Cette situation a créé une masse de liquidités gigantesque qui a dépassé le PIB en 2018 et menace la stabilité du pays en entraînant la dévalorisation du rial. Même si l’on peut croire que le gouvernement a profité de la panique monétaire pour absorber une partie de la liquidité, l’Iran a été durement secoué.

Les entreprises iraniennes subissent aussi les conséquences de cette situation. Les rendements de 15 à 25 % offerts aux épargnants par les banques les obligent à fixer des taux d’intérêt élevés (30 %) lorsqu’elles prêtent aux entreprises, ce qui constitue un handicap considérable pour concurrencer les produits importés. Ainsi, en dehors de l’agroalimentaire où la concurrence étrangère est faible, de très nombreuses industries de taille moyenne s’approchent ou connaissent la faillite. De plus, les privatisations aveugles opérées par les gouvernements successifs depuis vingt-cinq ans ont donné naissance à une oligarchie qui n’est pas sans rappeler celles de la Russie et des pays de l’ex-bloc soviétique.

Téhéran pratique un néolibéralisme selon les dogmes FMI de la libre circulation des capitaux. La diaspora iranienne aux États-Unis en profite largement. Dans un contexte d’embargo très strict imposé par le président Trump, ses membres ne rencontrent aucune difficulté pour vendre leurs biens en Iran et rapatrier l’argent vers leur lieu de résidence. Ceux qui sont proches du pouvoir et connaissent les dates prévisionnelles de dévaluation de la monnaie locale se lancent ainsi dans des transactions juteuses. Il leur suffit d’acheter des rials avec des dollars et de déposer la somme sur un compte. Ils touchent ensuite leurs intérêts (15 % par an) et changent leurs rials en dollars juste avant la dévaluation. Selon le FMI, 27 milliards de dollars (23,88 milliards d’euros) ont ainsi été transférés à l’étranger rien qu’en 2018.

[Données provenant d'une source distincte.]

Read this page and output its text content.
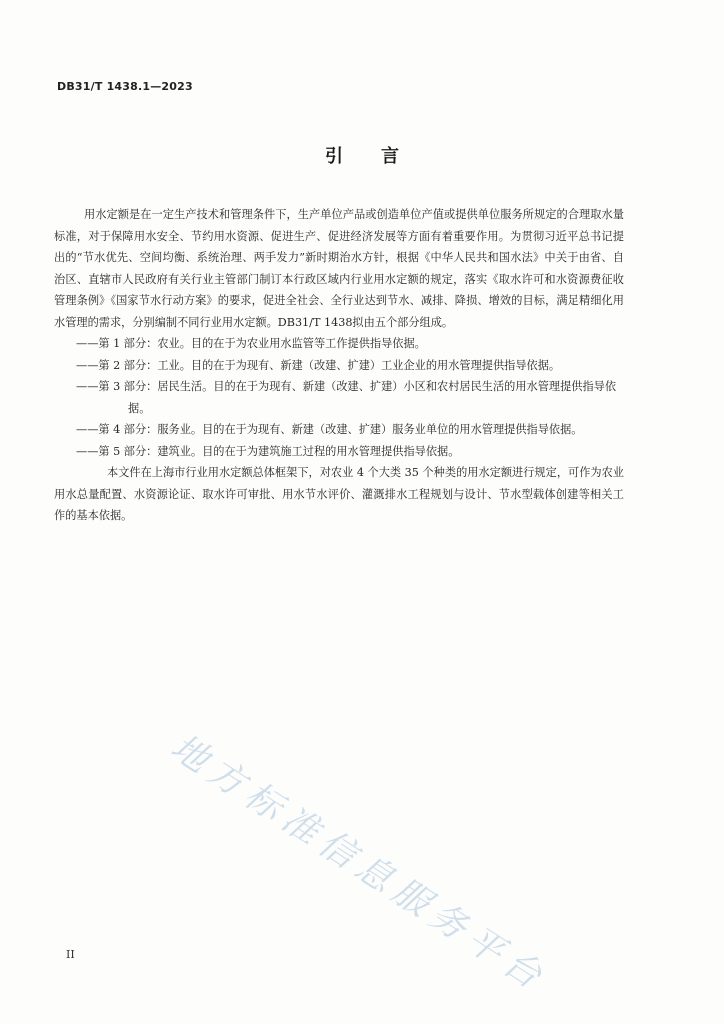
DB31/T 1438.1—2023
引言

用水定额是在一定生产技术和管理条件下，生产单位产品或创造单位产值或提供单位服务所规定的合理取水量标准，对于保障用水安全、节约用水资源、促进生产、促进经济发展等方面有着重要作用。为贯彻习近平总书记提出的“节水优先、空间均衡、系统治理、两手发力”新时期治水方针，根据《中华人民共和国水法》中关于由省、自治区、直辖市人民政府有关行业主管部门制订本行政区域内行业用水定额的规定，落实《取水许可和水资源费征收管理条例》《国家节水行动方案》的要求，促进全社会、全行业达到节水、减排、降损、增效的目标，满足精细化用水管理的需求，分别编制不同行业用水定额。DB31/T 1438拟由五个部分组成。

——第 1 部分：农业。目的在于为农业用水监管等工作提供指导依据。

——第 2 部分：工业。目的在于为现有、新建（改建、扩建）工业企业的用水管理提供指导依据。

——第 3 部分：居民生活。目的在于为现有、新建（改建、扩建）小区和农村居民生活的用水管理提供指导依据。

——第 4 部分：服务业。目的在于为现有、新建（改建、扩建）服务业单位的用水管理提供指导依据。

——第 5 部分：建筑业。目的在于为建筑施工过程的用水管理提供指导依据。

本文件在上海市行业用水定额总体框架下，对农业 4 个大类 35 个种类的用水定额进行规定，可作为农业用水总量配置、水资源论证、取水许可审批、用水节水评价、灌溉排水工程规划与设计、节水型载体创建等相关工作的基本依据。

地方标准信息服务平台
II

La protestation reste « dans les clous »

À cette crise économique viennent s’ajouter les craintes créées par la situation internationale. Le Guide, l’ayatollah Khamenei a donné le la, expliquant que l’Iran n’était pas contre le peuple américain, mais contre ses dirigeants. Mais lors des cérémonies de commémorations du quarantième anniversaire de la révolution, le ton était maussade. Rien à voir avec les festivités de 20171qui avaient suivi la signature de l’accord de Vienne. Aujourd’hui, les gens n’ont pas le cœur à la fête. Si, individuellement, ils n’hésitent pas à exprimer leur mécontentement et à critiquer le gouvernement plus ou moins ouvertement, on est loin d’un mouvement de protestation massif qui pourrait déstabiliser le régime. Les Iraniens connaissent la force, l’efficacité et la violence du système répressif et les exemples des chaos irakien et syrien ne les encouragent pas à descendre en masse dans les rues. En outre, la contestation populaire est parasitée par les pressions américaines et le contexte géopolitique régional.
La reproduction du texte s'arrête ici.